OpenAPI / REST services
In order to expose a Mu server using a OpenAPI or REST interface, we make use of the awesome Servant library. Both libraries describe the API of a server at the type level, use the notion of handlers, and follow a similar structure.
The mu-servant-server
package contains a function servantServerHandlers
which unpacks the Mu handlers and repackages them as Servant handlers, with some minor changes to support streaming. The trickiest part, however, is translating the Mu server type into a Servant server type.
Annotating the server
When Mu methods are converted to Servant APIs, you may customize certain aspects of the resulting API, including the route, HTTP method, and HTTP status. Additionally, you must specify which content types use be used when encoding and decoding each type in your schema that appears in your methods. All of this customization is done with annotations, via the AnnotatedSchema
and AnnotatedPackage
type families.
For the server we have developed in the generic RPC section, the instances for the services look as follows:
type instance AnnotatedPackage ServantRoute QuickstartService
= '[ 'AnnService "Greeter" ('ServantTopLevelRoute '["greet"])
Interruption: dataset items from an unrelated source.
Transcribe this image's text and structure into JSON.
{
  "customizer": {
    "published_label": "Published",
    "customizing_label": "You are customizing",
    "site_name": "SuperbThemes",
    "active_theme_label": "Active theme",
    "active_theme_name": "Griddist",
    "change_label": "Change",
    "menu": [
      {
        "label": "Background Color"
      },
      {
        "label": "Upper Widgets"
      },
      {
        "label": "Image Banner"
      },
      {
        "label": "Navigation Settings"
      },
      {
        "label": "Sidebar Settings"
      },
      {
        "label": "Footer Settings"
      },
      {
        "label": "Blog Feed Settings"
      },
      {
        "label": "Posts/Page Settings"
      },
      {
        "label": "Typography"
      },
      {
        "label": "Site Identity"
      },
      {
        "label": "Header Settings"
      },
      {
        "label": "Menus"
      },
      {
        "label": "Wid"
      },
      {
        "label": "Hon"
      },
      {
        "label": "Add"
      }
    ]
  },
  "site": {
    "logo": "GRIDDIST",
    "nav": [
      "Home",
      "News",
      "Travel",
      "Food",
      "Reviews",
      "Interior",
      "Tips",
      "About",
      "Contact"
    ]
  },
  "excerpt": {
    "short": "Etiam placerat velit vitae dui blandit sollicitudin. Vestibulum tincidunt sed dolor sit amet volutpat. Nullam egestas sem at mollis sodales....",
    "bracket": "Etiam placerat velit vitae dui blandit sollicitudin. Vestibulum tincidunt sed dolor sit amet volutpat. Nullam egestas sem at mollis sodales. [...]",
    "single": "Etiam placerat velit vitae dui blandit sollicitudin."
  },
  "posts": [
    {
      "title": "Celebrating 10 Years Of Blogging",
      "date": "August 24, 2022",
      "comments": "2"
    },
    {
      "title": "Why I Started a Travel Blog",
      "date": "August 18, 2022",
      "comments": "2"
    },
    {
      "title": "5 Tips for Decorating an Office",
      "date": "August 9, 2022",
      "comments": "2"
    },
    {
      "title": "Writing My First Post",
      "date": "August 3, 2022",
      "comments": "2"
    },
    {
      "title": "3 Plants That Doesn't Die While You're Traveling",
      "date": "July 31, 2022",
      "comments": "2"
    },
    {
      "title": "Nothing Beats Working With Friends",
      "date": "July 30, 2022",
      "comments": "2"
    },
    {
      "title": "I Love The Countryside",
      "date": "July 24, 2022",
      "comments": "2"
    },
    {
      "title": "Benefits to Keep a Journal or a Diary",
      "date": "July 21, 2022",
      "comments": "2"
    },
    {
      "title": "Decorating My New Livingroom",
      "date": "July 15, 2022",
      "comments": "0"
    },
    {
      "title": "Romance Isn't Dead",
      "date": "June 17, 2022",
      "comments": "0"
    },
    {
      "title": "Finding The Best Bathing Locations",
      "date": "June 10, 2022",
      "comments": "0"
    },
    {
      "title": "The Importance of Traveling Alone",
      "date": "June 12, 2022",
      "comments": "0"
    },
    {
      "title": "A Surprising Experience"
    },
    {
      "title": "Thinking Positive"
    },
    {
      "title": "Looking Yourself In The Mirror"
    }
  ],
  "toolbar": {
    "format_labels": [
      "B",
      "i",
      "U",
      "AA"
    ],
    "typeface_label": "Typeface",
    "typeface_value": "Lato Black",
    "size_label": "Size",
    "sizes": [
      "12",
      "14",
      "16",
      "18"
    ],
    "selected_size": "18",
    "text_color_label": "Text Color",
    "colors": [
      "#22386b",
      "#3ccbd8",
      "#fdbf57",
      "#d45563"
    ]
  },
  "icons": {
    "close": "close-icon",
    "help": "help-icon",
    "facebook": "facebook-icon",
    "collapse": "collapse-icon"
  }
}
, 'AnnMethod "Greeter" "SayHello"
('ServantRoute '["say", "hello"] 'POST 200),
]
The first annotation defines that the whole service lives in the /greet
route. Each method then gets its own route and HTTP verb. To execute SayHello
, one has to make a POST
request to /greet/say/hello
. The last element is the HTTP status code to be returned by default, in this case 200
which means success.
You also need to define how message types can be serialized in the API. This will be translated to a ReqBody
in the corresponding Servant API, which requires a list of acceptable content types for the request. We provide a DefaultServantContentTypes
which uses JSON for both unary and streaming calls.
type instance
AnnotatedSchema ServantContentTypes QuickstartSchema =
'[ 'AnnType "HelloRequest" DefaultServantContentTypes,
'AnnType "HelloResponse" DefaultServantContentTypes
]
The MimeRender
/MimeUnrender
instances necessary to perform this encoding/decoding must exist for the Haskell type you use to represent messages. In this case, that means that both types must support conversion to JSON, which can be achieved using mu-schema
in combination with DerivingVia
.
{-# language DerivingVia #-}
import qualified Data.Aeson as J
import Mu.Adapter.Json ()
newtype HelloRequest = HelloRequest { name :: T.Text }
deriving ( Show, Eq, Generic
, ToSchema QuickstartSchema "HelloRequest"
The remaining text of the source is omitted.